Last year, more than 6,300 attended the inaugural event. Event planner Martha Donato said this weekend’s convention will be in an even larger

exhibit space and that she’s looking forward to a bigger turnout.A potential scheduling conflict with some exhibitors also attending the New York Comic Con opened up the idea of setting this year’s show Halloween weekend.

Donato polled exhibitors and the response to having the Long Beach Comic Con during Halloween weekend was positive. Many saw it as an opportunity.

“People come in costume anyway. Now’s the time to have the excuse to wear it the whole weekend,” she said.

There will be a costume ball to benefit the Hero Initiative – a nonprofit that provides financial aid to comic creators – will take place at 8 p.m. on Saturday at Rock Bottom Brewery on Pine Avenue. There’s a $10 admission charge.

On Halloween, artists and exhibitors will pass out candy to kids in costume at the convention. Admission is free for children ages 10 and younger.

Friends of Lulu, an organization that recognizes work by and about women in comics and cartooning will present their 2010 awards 7 p.m. on Friday.

Long Beach Comic Con’s appeal to many fans and guests is the emphasis on comics and creators.

This year’s guest list includes “Ultimates 3” writer Jeph Loeb, “Batgirl” artist Dustin Nguyen, “Jonah Hex” writer Jimmy Palmiotti, “Power Girl” artist Amanda Conner and pros from Aspen Comics and IDW Publishing.

Raw Studios co-founder and “Punisher” cover artist Bradstreet, who was also a guest at last year’s event, said planners sought to emulate a more “traditional” comics show like Heroes Con in Charlotte, N.C., or Seattle’s Emerald City Comicon.

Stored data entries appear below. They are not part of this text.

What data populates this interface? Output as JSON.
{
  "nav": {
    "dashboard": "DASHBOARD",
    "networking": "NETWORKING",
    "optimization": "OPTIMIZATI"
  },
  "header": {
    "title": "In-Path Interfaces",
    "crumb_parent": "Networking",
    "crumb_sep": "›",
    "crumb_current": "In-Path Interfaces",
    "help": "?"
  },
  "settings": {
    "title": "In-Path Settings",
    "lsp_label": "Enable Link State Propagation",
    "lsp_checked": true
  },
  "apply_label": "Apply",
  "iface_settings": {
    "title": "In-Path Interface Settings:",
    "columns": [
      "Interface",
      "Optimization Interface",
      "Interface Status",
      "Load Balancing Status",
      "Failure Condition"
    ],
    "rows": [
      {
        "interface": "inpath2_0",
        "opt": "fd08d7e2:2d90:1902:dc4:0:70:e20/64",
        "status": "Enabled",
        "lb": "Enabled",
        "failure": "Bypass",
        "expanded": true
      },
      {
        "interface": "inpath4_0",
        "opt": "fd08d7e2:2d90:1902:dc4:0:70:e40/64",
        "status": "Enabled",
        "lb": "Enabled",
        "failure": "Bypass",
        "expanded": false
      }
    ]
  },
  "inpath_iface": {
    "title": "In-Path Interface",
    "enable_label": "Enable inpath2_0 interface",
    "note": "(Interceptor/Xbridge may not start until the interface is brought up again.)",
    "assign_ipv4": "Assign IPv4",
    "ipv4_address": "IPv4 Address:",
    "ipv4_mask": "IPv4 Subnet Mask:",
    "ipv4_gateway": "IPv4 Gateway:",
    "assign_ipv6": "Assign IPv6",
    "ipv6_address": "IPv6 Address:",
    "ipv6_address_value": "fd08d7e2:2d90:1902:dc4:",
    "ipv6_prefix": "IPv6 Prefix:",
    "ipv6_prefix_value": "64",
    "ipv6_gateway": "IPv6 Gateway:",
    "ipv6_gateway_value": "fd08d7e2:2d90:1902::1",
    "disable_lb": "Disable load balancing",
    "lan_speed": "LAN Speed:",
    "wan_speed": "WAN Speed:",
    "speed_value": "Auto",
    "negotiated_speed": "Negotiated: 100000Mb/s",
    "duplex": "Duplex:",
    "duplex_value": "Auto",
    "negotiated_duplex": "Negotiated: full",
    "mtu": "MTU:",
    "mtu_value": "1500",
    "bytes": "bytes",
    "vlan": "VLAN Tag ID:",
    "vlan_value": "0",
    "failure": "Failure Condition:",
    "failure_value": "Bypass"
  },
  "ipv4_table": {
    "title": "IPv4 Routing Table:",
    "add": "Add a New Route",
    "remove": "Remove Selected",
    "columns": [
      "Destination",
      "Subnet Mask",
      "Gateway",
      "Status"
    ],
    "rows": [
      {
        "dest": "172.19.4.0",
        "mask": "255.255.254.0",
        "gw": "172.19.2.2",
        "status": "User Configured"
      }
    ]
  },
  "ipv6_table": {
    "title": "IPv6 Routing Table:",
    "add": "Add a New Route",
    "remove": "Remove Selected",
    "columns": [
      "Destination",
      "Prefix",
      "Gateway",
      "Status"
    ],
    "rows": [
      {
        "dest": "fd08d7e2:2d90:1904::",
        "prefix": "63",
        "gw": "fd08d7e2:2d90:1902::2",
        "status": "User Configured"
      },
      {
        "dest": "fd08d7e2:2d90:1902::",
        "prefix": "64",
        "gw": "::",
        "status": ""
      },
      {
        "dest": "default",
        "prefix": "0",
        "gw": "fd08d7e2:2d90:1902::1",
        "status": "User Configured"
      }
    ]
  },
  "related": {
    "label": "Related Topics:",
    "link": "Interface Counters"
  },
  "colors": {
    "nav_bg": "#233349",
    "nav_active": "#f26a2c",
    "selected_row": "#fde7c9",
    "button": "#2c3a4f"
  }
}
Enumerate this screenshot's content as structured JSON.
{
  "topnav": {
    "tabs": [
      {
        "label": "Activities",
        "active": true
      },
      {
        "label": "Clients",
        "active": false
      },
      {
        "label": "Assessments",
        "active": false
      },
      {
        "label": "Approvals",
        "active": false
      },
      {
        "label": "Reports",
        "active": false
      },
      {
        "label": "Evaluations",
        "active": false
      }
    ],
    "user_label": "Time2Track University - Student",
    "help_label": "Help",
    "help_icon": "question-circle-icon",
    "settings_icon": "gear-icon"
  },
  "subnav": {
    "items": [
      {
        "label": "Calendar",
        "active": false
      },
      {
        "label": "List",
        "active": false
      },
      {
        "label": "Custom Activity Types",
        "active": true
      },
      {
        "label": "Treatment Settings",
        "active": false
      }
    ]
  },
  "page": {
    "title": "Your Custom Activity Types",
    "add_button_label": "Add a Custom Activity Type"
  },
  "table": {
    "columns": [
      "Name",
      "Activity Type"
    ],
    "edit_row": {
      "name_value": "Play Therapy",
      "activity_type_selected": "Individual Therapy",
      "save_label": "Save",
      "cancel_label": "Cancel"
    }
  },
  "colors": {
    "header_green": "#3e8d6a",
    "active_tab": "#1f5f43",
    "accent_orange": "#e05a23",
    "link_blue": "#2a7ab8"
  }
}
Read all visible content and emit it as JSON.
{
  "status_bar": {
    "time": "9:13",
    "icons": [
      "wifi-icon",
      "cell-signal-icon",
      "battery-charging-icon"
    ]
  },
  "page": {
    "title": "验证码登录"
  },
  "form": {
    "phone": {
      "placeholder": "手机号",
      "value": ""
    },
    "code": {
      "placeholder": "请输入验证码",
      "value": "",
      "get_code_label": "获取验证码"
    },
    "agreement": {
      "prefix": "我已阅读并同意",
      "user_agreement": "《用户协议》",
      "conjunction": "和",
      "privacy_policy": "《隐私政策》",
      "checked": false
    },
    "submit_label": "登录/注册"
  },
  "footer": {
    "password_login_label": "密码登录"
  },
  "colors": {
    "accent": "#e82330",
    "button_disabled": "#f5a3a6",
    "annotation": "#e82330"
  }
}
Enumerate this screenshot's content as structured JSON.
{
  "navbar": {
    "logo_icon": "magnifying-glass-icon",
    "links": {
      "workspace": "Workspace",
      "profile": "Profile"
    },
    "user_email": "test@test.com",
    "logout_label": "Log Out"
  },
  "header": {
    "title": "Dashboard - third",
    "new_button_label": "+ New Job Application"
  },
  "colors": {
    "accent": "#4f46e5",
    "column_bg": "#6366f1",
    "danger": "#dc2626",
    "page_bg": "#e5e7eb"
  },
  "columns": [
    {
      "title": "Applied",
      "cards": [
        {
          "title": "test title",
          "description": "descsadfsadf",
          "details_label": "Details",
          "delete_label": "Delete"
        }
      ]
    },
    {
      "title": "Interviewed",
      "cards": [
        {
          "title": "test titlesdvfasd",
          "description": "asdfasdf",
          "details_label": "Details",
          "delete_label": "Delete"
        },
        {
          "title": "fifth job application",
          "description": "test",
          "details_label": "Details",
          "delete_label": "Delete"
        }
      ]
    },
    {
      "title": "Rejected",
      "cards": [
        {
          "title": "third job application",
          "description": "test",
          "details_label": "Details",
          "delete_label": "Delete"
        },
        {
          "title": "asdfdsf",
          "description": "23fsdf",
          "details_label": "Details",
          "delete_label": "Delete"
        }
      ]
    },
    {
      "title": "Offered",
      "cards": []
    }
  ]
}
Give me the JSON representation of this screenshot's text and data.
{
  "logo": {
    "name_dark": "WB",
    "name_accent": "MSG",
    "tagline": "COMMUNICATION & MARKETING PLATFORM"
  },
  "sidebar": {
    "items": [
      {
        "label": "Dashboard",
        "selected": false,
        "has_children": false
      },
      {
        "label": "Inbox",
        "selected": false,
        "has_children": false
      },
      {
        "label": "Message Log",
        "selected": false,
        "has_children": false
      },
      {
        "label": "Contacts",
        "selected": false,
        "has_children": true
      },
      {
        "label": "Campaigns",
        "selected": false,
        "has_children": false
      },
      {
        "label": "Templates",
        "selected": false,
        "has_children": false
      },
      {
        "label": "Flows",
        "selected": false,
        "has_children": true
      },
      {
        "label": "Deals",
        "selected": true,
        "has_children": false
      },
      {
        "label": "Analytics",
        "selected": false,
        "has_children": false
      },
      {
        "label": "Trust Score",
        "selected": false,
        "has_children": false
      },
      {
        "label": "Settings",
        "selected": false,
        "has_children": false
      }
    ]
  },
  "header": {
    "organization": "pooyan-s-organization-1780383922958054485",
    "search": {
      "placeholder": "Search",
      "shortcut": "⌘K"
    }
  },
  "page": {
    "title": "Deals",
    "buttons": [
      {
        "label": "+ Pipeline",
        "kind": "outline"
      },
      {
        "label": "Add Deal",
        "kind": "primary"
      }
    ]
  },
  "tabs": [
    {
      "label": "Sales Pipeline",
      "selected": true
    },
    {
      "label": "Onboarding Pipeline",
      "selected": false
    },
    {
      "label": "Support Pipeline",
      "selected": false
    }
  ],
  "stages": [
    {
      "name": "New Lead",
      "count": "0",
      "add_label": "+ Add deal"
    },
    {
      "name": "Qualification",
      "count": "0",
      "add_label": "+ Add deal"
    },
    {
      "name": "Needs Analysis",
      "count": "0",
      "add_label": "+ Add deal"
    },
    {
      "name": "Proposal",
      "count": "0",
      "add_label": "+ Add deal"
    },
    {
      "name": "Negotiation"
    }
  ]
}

“The atmosphere of a show is one of the most important things,” he said. “They wanted to kind of pattern their show after those successful shows that stayed with their roots in the comics industry.”

Donato said the event’s popular Artist Alley will be center stage, once again placing the creative talent in the center of an even larger exhibit hall. Last year, more than 200 artists were there sketching and meeting fans.

For aspiring artists, veteran comics editor Barbara Kesel will conduct portfolio reviews at her booth.

For collectors, guests who buy advance weekend passes will have a chance to score one of a 1,000 variant covers of No. 78 of “The Walking Dead.”

Waid, who’s also writing “The Traveler” with Stan Lee, said a show the size of Long Beach Comic Con enables creators to interact with as many fans as possible.

“As professionals, you know, we’re there to pimp our wares, it’s true. But more than that, we’re there to talk to the fans, that’s the fun part,” Waid said. “It’s fun to sit there and talk to people whose lives have been affected by your work or who are really interested in what you have to say and what you do.”

Long Beach Comic Con

When: 1-8 p.m. Friday; 10a.m.-7 p.m. Saturday; and 10 a.m.-4 p.m. Sunday
Where: The Long Beach Convention Center, 300 E. Ocean Blvd., 562-436-3661
Admission: $25 for single-day pass; $30 for single-day pass on Saturday at the door; $45 for three-day pass; children ages 10 and younger are free. Tickets available at the Comic Con website or participating comic book stores.